Puede que pierdas el empleo, o quizás no. ¡Eso no lo sabes! Por hora dedícate a hacer muy bien tu trabajo, a ahorrar para una emergencia económica y a buscar otras fuentes de ingreso que te puedan sustentar en caso de que tu mayor temor se haga realidad.

Ten siempre presente que, así como puede que muchas cosas malas pasen, también cabe la posibilidad de que muchas y más cosas buenas sucedan en tu futuro cercano. Que aprendas que la vida hay que vivirla minuto a minuto, que disfrutes con mayor intensidad de los momentos junto a tus seres queridos —los de aquí y los de allá—, que descubras que puedes reír y llorar a través de una video llamada, que adquieras el hábito de cocinar de manera más saludable y hagas deporte desde tu propio hogar, que descubras habilidades en ti que desconocías.
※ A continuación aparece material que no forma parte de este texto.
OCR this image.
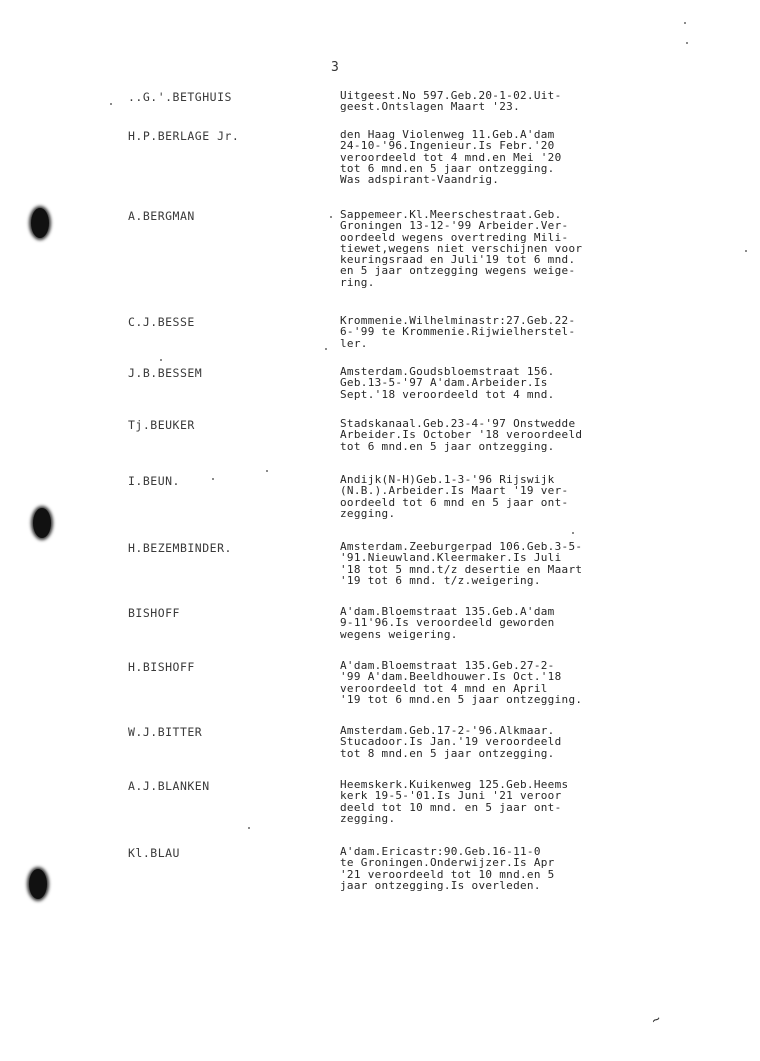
3
..G.'.BETGHUIS	Uitgeest.No 597.Geb.20-1-02.Uit-
geest.Ontslagen Maart '23.
H.P.BERLAGE Jr.	den Haag Violenweg 11.Geb.A'dam
24-10-'96.Ingenieur.Is Febr.'20
veroordeeld tot 4 mnd.en Mei '20
tot 6 mnd.en 5 jaar ontzegging.
Was adspirant-Vaandrig.
A.BERGMAN	Sappemeer.Kl.Meerschestraat.Geb.
Groningen 13-12-'99 Arbeider.Ver-
oordeeld wegens overtreding Mili-
tiewet,wegens niet verschijnen voor
keuringsraad en Juli'19 tot 6 mnd.
en 5 jaar ontzegging wegens weige-
ring.
C.J.BESSE	Krommenie.Wilhelminastr:27.Geb.22-
6-'99 te Krommenie.Rijwielherstel-
ler.
J.B.BESSEM	Amsterdam.Goudsbloemstraat 156.
Geb.13-5-'97 A'dam.Arbeider.Is
Sept.'18 veroordeeld tot 4 mnd.
Tj.BEUKER	Stadskanaal.Geb.23-4-'97 Onstwedde
Arbeider.Is October '18 veroordeeld
tot 6 mnd.en 5 jaar ontzegging.
I.BEUN.	Andijk(N-H)Geb.1-3-'96 Rijswijk
(N.B.).Arbeider.Is Maart '19 ver-
oordeeld tot 6 mnd en 5 jaar ont-
zegging.
H.BEZEMBINDER.	Amsterdam.Zeeburgerpad 106.Geb.3-5-
'91.Nieuwland.Kleermaker.Is Juli
'18 tot 5 mnd.t/z desertie en Maart
'19 tot 6 mnd. t/z.weigering.
BISHOFF	A'dam.Bloemstraat 135.Geb.A'dam
9-11'96.Is veroordeeld geworden
wegens weigering.
H.BISHOFF	A'dam.Bloemstraat 135.Geb.27-2-
'99 A'dam.Beeldhouwer.Is Oct.'18
veroordeeld tot 4 mnd en April
'19 tot 6 mnd.en 5 jaar ontzegging.
W.J.BITTER	Amsterdam.Geb.17-2-'96.Alkmaar.
Stucadoor.Is Jan.'19 veroordeeld
tot 8 mnd.en 5 jaar ontzegging.
A.J.BLANKEN	Heemskerk.Kuikenweg 125.Geb.Heems
kerk 19-5-'01.Is Juni '21 veroor
deeld tot 10 mnd. en 5 jaar ont-
zegging.
Kl.BLAU	A'dam.Ericastr:90.Geb.16-11-0
te Groningen.Onderwijzer.Is Apr
'21 veroordeeld tot 10 mnd.en 5
jaar ontzegging.Is overleden.
~
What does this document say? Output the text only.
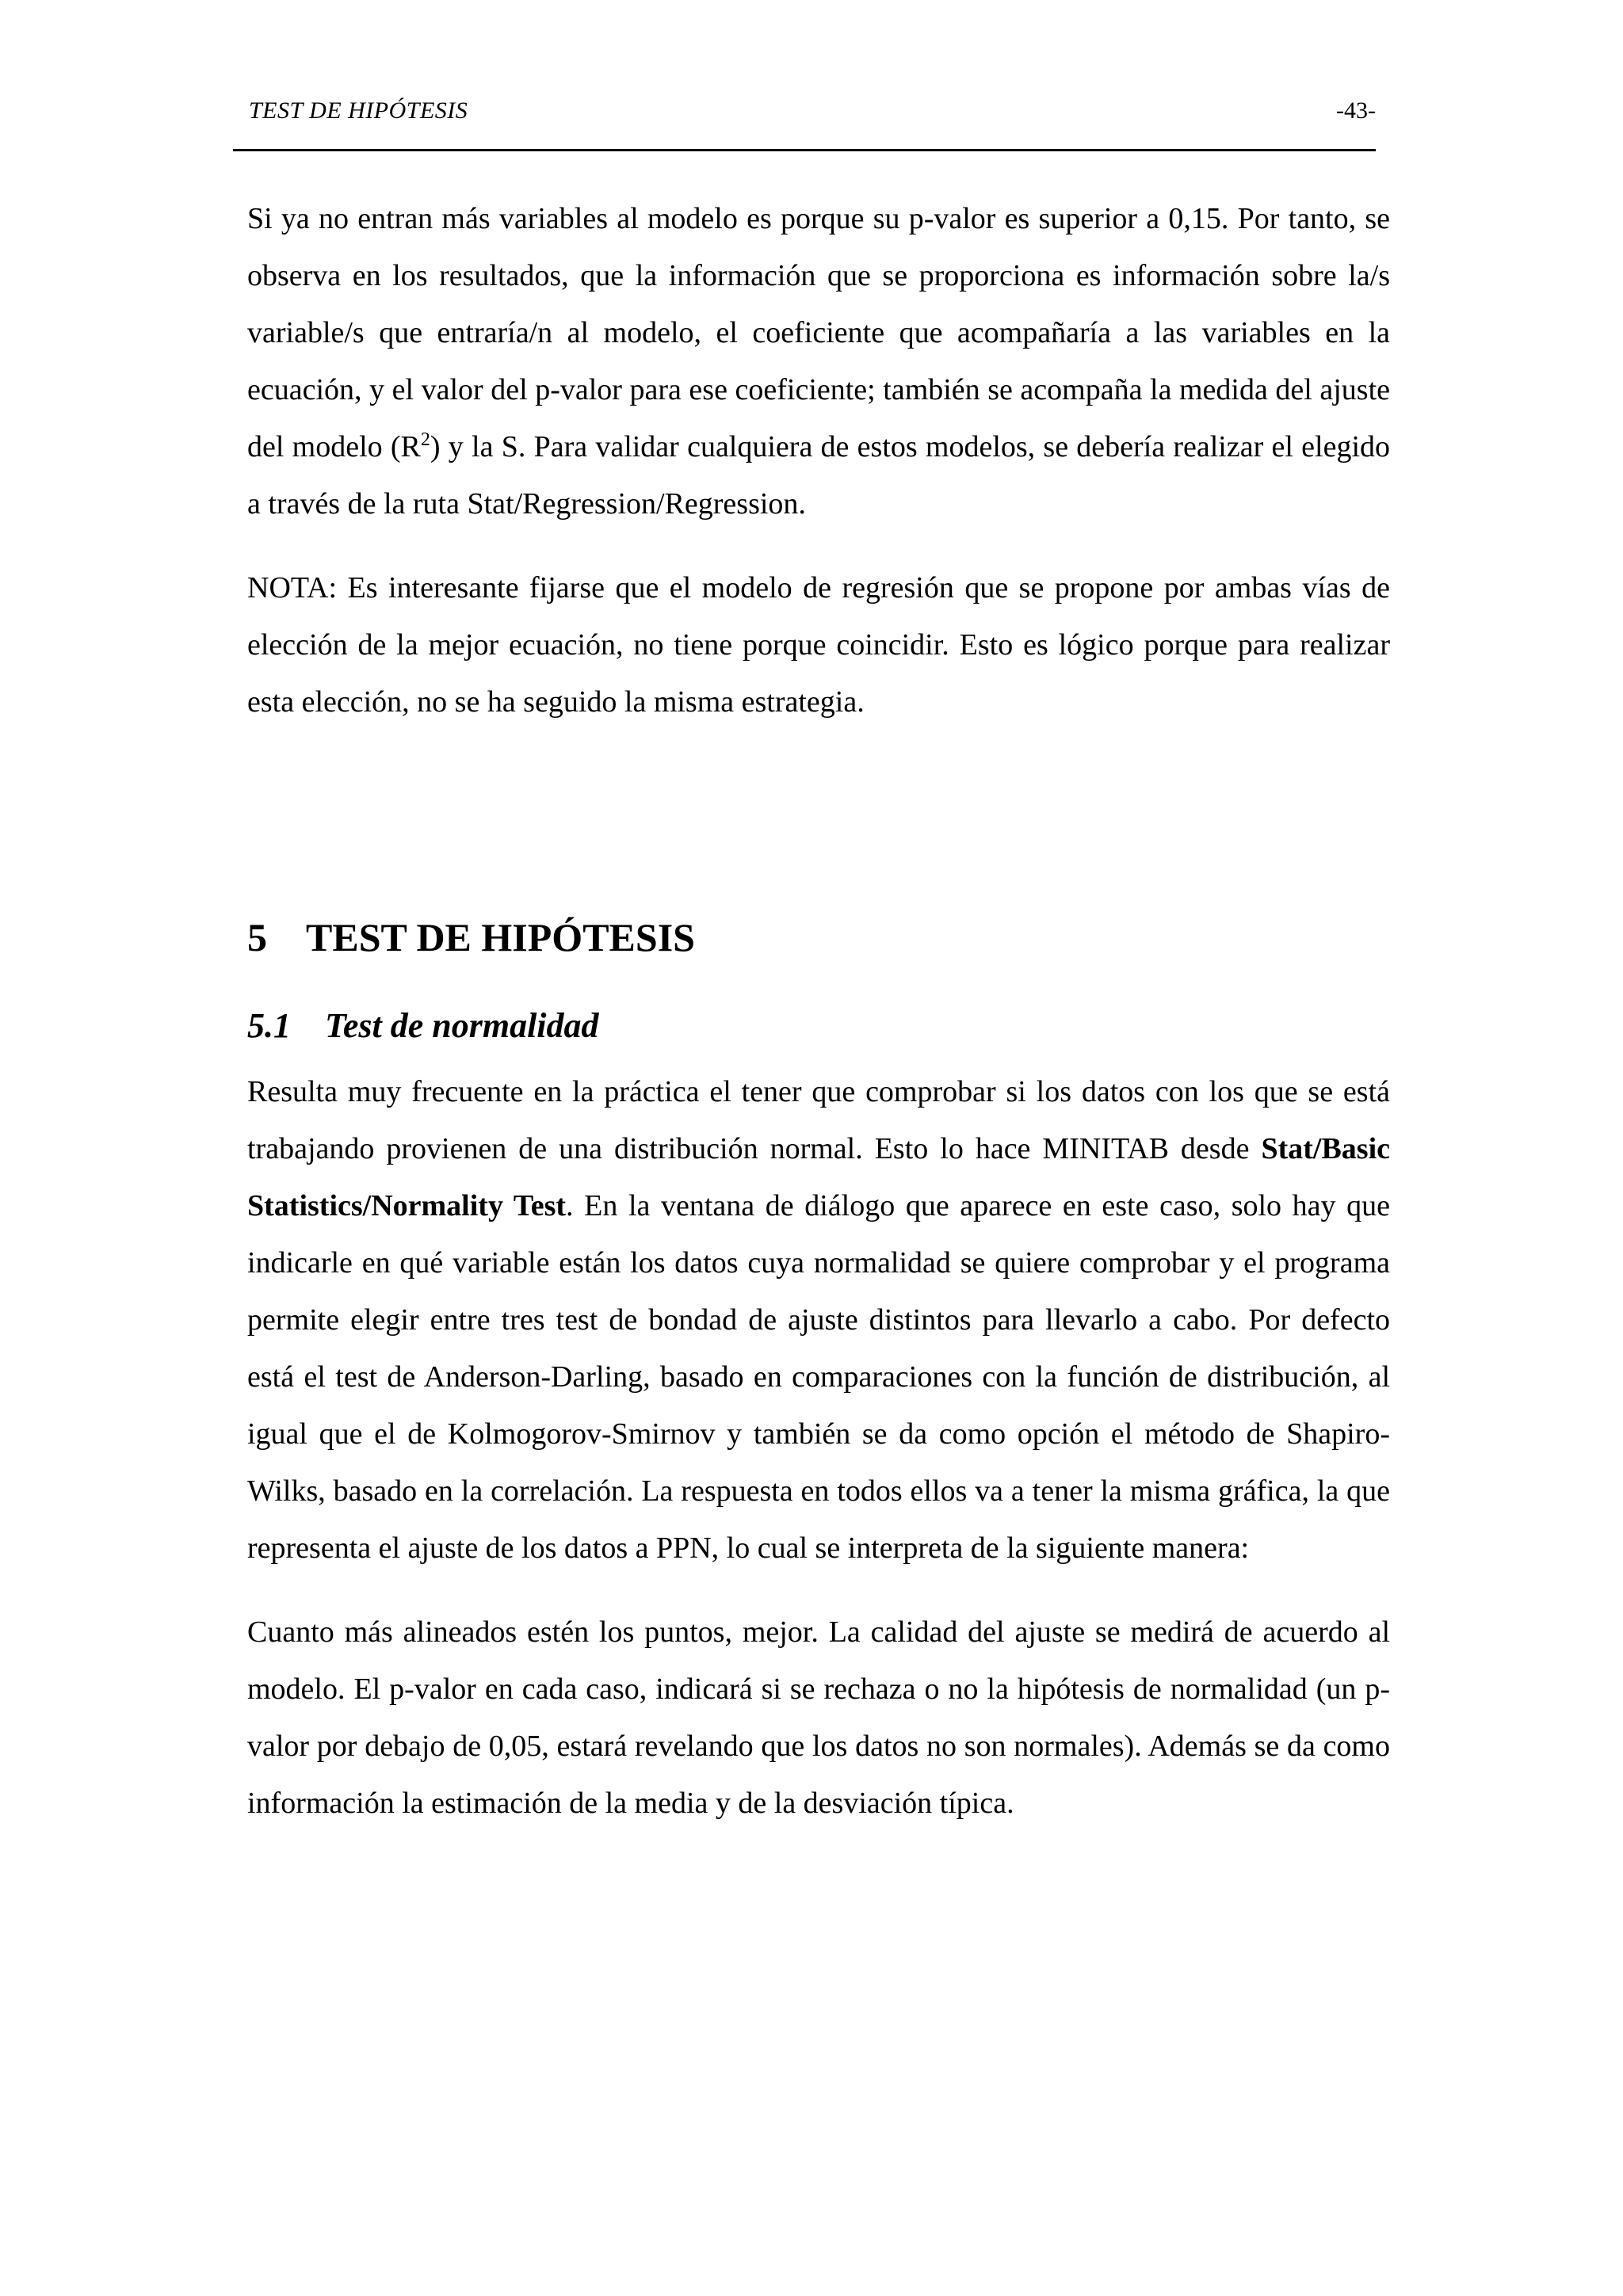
TEST DE HIPÓTESIS	-43-

Si ya no entran más variables al modelo es porque su p-valor es superior a 0,15. Por tanto, se observa en los resultados, que la información que se proporciona es información sobre la/s variable/s que entraría/n al modelo, el coeficiente que acompañaría a las variables en la ecuación, y el valor del p-valor para ese coeficiente; también se acompaña la medida del ajuste del modelo $(R^2)$ y la S. Para validar cualquiera de estos modelos, se debería realizar el elegido a través de la ruta Stat/Regression/Regression.

NOTA: Es interesante fijarse que el modelo de regresión que se propone por ambas vías de elección de la mejor ecuación, no tiene porque coincidir. Esto es lógico porque para realizar esta elección, no se ha seguido la misma estrategia.

5 TEST DE HIPÓTESIS
5.1 Test de normalidad

Resulta muy frecuente en la práctica el tener que comprobar si los datos con los que se está trabajando provienen de una distribución normal. Esto lo hace MINITAB desde Stat/Basic Statistics/Normality Test. En la ventana de diálogo que aparece en este caso, solo hay que indicarle en qué variable están los datos cuya normalidad se quiere comprobar y el programa permite elegir entre tres test de bondad de ajuste distintos para llevarlo a cabo. Por defecto está el test de Anderson-Darling, basado en comparaciones con la función de distribución, al igual que el de Kolmogorov-Smirnov y también se da como opción el método de Shapiro-Wilks, basado en la correlación. La respuesta en todos ellos va a tener la misma gráfica, la que representa el ajuste de los datos a PPN, lo cual se interpreta de la siguiente manera:

Cuanto más alineados estén los puntos, mejor. La calidad del ajuste se medirá de acuerdo al modelo. El p-valor en cada caso, indicará si se rechaza o no la hipótesis de normalidad (un p-valor por debajo de 0,05, estará revelando que los datos no son normales). Además se da como información la estimación de la media y de la desviación típica.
Te dejo un ejercicio para llenar tu mente de cosas positivas: desde hoy y durante los siguientes siete días dedícate a pensar en lo bueno que tiene tu vida y escribe en tu diario antes de dormir tres cosas buenas que te hayan pasado durante el día. Con este sencillo ejercicio verás como esa nube negra que en ocasiones te rodea en forma de pensamientos se aleja poco a poco de tu mente.

¡No puedes cambiar lo que sucede en el mundo, pero si puedes cambiar la visión que tienes de ti como migrante en esta nueva realidad aquí y ahora!